Defending against model poisoning attack in federated learning: A variance-minimization approach

Abstract

The distributed nature of federated learning (FL) renders the learning process susceptible to model poisoning attacks, whereby local workers in FL report fabricated and false local training outcomes to the FL server with the intention to compromise/degrade the global model, or even derail the global learning process so that it can no longer converge. Existing defense mechanisms typically consider the falsified local updates as outliers that reside far away from the mean update, and attempt to counter against such model poisoning attacks by detecting and eliminating those outliers in the reported local training updates. These methods do not perform well when the data of different workers are non-I.I.D. and/or when there are multiple colluding attackers, under which an outlier update is not always a falsified update, and vice versa. In this paper, we propose a novel defense mechanism, MinVar, to counter the model poisoning attacks in FL from a drastically different perspective. Instead of detecting and eliminating outlier local updates from the global model aggregation, MinVar takes all local updates but assigns different weights to them in the global model aggregation.
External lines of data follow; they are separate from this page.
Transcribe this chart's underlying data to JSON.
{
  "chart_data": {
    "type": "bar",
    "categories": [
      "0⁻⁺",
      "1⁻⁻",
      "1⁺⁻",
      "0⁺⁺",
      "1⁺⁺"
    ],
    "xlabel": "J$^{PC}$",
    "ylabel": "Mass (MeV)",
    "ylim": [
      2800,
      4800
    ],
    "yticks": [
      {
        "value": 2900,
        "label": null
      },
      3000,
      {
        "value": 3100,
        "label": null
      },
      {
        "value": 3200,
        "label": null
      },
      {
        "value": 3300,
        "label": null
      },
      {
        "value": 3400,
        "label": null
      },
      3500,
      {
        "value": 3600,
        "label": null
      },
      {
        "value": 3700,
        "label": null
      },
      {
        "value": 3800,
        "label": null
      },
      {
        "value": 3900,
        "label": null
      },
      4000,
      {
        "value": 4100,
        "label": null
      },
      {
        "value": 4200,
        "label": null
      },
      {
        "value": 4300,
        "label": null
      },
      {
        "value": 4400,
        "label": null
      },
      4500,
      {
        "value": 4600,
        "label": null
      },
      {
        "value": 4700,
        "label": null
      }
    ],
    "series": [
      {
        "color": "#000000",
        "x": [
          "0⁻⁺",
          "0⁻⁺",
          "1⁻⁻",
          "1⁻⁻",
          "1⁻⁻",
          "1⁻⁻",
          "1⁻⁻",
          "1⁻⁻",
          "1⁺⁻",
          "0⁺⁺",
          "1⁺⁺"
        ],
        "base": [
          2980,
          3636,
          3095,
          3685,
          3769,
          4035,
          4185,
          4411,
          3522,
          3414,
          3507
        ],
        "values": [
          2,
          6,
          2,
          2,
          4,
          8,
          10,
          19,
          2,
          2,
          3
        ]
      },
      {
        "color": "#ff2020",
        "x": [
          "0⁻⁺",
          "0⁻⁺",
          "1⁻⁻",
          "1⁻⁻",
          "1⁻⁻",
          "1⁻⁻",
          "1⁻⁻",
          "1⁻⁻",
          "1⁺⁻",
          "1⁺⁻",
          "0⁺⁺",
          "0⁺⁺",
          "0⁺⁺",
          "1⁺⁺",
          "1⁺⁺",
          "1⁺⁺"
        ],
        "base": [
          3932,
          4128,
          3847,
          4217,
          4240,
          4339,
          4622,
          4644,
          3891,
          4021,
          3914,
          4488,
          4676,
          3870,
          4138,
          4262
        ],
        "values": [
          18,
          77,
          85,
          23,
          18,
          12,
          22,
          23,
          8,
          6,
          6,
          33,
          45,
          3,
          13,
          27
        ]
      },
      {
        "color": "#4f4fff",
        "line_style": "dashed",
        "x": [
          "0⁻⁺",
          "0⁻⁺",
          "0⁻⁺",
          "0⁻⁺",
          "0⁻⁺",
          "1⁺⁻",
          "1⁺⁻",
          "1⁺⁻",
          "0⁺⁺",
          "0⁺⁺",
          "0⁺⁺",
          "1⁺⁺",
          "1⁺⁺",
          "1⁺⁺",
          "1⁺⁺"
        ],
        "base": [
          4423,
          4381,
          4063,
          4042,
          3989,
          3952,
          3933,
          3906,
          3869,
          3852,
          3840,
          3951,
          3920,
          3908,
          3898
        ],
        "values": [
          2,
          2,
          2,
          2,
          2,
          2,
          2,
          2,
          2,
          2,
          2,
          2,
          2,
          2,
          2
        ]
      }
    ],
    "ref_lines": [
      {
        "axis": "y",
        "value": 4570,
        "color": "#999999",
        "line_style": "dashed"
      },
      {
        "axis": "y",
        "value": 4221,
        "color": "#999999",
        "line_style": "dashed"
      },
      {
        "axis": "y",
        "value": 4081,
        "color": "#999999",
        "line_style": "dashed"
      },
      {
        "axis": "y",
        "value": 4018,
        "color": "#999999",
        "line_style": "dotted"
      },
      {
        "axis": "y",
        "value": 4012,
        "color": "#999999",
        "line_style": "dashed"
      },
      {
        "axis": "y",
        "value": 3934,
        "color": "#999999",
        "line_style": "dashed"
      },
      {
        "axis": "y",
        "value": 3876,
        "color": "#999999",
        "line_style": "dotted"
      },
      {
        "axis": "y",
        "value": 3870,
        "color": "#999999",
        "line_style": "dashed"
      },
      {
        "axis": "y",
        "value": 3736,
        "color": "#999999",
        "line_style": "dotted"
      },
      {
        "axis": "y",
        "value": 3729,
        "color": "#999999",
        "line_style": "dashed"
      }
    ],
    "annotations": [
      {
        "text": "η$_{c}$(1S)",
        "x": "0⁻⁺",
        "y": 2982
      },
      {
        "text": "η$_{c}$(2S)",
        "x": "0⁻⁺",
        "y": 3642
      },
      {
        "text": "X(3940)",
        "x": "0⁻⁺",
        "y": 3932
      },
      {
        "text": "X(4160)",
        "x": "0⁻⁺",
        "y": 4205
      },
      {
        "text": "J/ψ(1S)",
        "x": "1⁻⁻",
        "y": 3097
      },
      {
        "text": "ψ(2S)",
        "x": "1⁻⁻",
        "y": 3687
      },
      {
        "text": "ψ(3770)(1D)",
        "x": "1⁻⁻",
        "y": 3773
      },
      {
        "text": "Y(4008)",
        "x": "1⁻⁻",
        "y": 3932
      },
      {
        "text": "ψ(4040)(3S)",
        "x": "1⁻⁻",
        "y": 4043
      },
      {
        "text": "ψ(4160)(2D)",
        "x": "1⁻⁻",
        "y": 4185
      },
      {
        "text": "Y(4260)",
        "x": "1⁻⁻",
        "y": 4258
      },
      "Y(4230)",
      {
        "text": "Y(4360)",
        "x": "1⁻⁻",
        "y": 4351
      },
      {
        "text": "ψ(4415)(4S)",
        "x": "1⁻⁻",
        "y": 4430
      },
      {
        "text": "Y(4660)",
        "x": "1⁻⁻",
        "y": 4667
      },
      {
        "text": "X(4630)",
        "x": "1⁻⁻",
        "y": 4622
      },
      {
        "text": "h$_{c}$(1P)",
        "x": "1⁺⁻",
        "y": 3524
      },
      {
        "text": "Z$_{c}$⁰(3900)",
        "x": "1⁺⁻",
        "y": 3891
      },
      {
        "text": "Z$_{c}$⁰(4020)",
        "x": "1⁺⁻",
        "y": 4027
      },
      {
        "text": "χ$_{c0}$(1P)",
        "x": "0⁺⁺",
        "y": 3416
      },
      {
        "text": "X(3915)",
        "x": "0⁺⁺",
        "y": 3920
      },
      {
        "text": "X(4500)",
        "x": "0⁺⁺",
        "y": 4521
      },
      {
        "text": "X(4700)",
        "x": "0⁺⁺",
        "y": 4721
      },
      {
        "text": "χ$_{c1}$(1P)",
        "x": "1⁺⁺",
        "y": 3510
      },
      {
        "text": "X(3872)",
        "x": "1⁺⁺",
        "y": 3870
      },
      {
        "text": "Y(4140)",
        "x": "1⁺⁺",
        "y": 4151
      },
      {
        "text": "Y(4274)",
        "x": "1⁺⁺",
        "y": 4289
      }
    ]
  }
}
MinVar decides the optimal weights by formulating and solving an optimization problem in each iteration of the learning process, which aims to suppress the contribution of those falsified (i.e., malicious) updates while still retaining the contribution of those honest/truthful updates. Based on the sparsity observation in most deep neural networks, a data sampling technique is further proposed to reduce the computation complexity of MinVar while preserving its defense performance. Extensive experiments are conducted on both the MNIST and CIFAR-10 datasets, and the results verify the effectiveness of the proposed MinVar defense model.